Not that we need to know. It suffices to recognize its revolutionary (as well as evolutionary) nature, beginning with the very first chord. No concerto before, by Beethoven or anyone else, began as the G major does, with the solo instrument playing unaccompanied -- not only that but playing both dolce and softly! The miracle, however, is that Beethoven introduces the main theme and rhythm of the entire first movement within five sweet, soft, solo measures ending on a D major (dominant) chord, which the orchestra answers in B major before modulating to the tonic G. There is none of Beethoven's characteristic vehemence, not even at a crescendo to forte with sforzando punctuation in measures 20-22, although he composed the Fourth Concerto and Appassionata Sonata concurrently, all the while the Fifth Symphony was incubating in his other-consciousness.

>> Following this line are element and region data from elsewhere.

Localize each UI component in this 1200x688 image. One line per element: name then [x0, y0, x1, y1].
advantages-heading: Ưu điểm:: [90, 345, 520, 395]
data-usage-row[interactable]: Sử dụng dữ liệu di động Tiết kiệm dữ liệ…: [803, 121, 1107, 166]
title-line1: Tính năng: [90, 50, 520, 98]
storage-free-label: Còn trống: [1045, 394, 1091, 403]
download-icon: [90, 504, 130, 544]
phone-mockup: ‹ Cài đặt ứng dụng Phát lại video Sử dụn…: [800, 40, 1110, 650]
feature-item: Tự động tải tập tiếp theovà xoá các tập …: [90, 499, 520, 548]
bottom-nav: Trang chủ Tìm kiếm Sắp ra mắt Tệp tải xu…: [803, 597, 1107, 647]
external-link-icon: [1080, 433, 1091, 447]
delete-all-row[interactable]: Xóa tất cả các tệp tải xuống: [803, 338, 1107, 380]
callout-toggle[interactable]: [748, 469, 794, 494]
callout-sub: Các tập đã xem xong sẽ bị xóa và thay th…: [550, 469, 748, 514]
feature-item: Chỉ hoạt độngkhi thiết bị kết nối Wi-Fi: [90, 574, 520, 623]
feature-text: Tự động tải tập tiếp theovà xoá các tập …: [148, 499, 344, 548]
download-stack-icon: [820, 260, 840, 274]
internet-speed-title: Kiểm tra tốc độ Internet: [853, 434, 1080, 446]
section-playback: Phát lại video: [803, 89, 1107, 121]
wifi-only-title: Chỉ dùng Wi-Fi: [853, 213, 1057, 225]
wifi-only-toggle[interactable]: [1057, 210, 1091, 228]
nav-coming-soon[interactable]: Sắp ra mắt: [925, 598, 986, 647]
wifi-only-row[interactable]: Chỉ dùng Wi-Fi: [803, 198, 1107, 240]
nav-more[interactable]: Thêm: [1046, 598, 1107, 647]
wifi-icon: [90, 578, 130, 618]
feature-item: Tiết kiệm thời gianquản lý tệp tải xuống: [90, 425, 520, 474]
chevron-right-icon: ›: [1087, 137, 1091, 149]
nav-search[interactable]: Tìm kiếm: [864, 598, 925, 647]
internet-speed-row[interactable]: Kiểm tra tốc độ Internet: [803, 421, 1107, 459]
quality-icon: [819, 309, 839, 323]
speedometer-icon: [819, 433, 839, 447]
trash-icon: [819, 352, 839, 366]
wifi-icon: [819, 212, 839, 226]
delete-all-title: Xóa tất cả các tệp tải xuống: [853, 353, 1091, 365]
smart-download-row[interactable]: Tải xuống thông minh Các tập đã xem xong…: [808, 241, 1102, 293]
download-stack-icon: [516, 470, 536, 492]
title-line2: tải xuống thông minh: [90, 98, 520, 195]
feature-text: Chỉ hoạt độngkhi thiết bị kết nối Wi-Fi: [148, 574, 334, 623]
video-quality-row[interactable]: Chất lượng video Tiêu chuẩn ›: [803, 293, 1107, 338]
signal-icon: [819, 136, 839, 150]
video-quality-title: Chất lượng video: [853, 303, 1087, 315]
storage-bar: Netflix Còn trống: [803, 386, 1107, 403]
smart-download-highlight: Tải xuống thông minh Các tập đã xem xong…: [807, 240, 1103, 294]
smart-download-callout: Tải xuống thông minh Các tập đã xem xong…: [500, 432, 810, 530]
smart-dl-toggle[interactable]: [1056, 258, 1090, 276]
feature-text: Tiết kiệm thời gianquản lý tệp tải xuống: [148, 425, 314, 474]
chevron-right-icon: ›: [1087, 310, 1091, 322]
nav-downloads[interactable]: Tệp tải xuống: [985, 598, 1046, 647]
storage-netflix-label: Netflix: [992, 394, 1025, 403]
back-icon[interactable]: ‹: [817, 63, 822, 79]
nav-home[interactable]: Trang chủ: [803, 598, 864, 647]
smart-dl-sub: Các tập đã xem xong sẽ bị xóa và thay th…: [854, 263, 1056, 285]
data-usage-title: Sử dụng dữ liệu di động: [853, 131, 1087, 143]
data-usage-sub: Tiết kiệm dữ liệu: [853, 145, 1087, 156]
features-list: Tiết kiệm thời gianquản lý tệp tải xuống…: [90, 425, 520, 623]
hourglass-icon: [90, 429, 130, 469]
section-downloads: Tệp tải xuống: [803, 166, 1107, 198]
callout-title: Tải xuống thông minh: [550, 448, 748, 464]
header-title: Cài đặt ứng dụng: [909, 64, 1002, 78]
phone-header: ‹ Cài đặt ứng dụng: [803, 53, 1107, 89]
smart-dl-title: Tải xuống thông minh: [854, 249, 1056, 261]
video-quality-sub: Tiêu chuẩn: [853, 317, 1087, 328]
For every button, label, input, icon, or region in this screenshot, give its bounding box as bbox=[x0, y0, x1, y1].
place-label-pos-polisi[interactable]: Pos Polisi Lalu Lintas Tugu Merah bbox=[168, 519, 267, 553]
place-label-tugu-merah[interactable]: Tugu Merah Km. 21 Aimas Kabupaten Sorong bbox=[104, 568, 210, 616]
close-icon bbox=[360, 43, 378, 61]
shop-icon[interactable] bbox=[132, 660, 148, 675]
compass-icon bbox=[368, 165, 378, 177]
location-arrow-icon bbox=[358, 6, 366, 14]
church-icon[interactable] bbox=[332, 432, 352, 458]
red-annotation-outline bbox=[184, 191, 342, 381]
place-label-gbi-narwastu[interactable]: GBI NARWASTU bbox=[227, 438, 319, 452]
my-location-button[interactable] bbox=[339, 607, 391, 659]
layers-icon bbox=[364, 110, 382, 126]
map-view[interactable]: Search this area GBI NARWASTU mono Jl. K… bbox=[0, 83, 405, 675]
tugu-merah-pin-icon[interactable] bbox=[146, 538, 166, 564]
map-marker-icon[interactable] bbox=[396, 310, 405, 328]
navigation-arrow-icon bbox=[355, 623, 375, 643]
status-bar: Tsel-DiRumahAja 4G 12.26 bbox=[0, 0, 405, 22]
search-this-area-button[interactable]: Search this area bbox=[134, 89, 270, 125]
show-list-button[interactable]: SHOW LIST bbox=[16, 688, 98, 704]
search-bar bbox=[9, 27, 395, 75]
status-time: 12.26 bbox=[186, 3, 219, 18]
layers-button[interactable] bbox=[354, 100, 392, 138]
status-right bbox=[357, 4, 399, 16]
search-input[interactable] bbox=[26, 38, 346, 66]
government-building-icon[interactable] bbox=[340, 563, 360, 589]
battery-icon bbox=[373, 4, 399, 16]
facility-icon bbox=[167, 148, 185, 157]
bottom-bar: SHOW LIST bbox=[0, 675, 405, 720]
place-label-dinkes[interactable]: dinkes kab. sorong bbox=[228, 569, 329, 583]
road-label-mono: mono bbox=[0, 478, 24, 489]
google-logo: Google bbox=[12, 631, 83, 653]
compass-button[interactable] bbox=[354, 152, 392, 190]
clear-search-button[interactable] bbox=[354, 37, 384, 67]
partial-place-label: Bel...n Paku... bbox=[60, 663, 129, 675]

Fascinatingly, principal themes in the opening movements of the Fourth Concerto and Fifth Symphony share a rhythmic motto: three short notes of equal value followed by a longer fourth note. (In the concerto, all of these are the same note; in the symphony, the last one is a third lower.) Noteworthy, too, was the premiere of both works on the same Vienna program -- that storied four-hour marathon of December 22, 1808, in the unheated Theater an der Wien, which also introduced the Pastoral Symphony and "Chorale" Fantasie with an orchestra that refused to rehearse with the composer present. Apropos of the G major Concerto: while a traditional double-exposition follows its trailblazing start, Beethoven's instrumental textures, tonal weight, subtleties of harmony, and especially the illusion he creates of improvisation were seven-league strides.

The slow movement is even more revolutionary, despite the brevity of only 72 measures and its indebtedness to the middle, Romanza movement of Mozart's D minor Concerto (K. 466), which Beethoven played publicly with outstanding success. However, in his own concerto, the juxtaposition of implacable strings playing both forte and staccato, and the piano's conciliatory legato response with the "soft" pedal down throughout, was unprecedented. Such palpable confrontation was not the norm in concertos. Neither was the orchestra's eventual capitulation, followed without pause by a rondo-finale marked vivace, whose presto coda is as scintillant as any music Beethoven ever wrote.

Even so, solo pianists and their audiences were slower to take up the Fourth than Beethoven's other concertos. But Mendelssohn -- a general who savored caviar -- loved it best, and played it at his last London concert, in 1846: a program that also featured his own music for A Midsummer Night's Dream and the Scottish Symphony.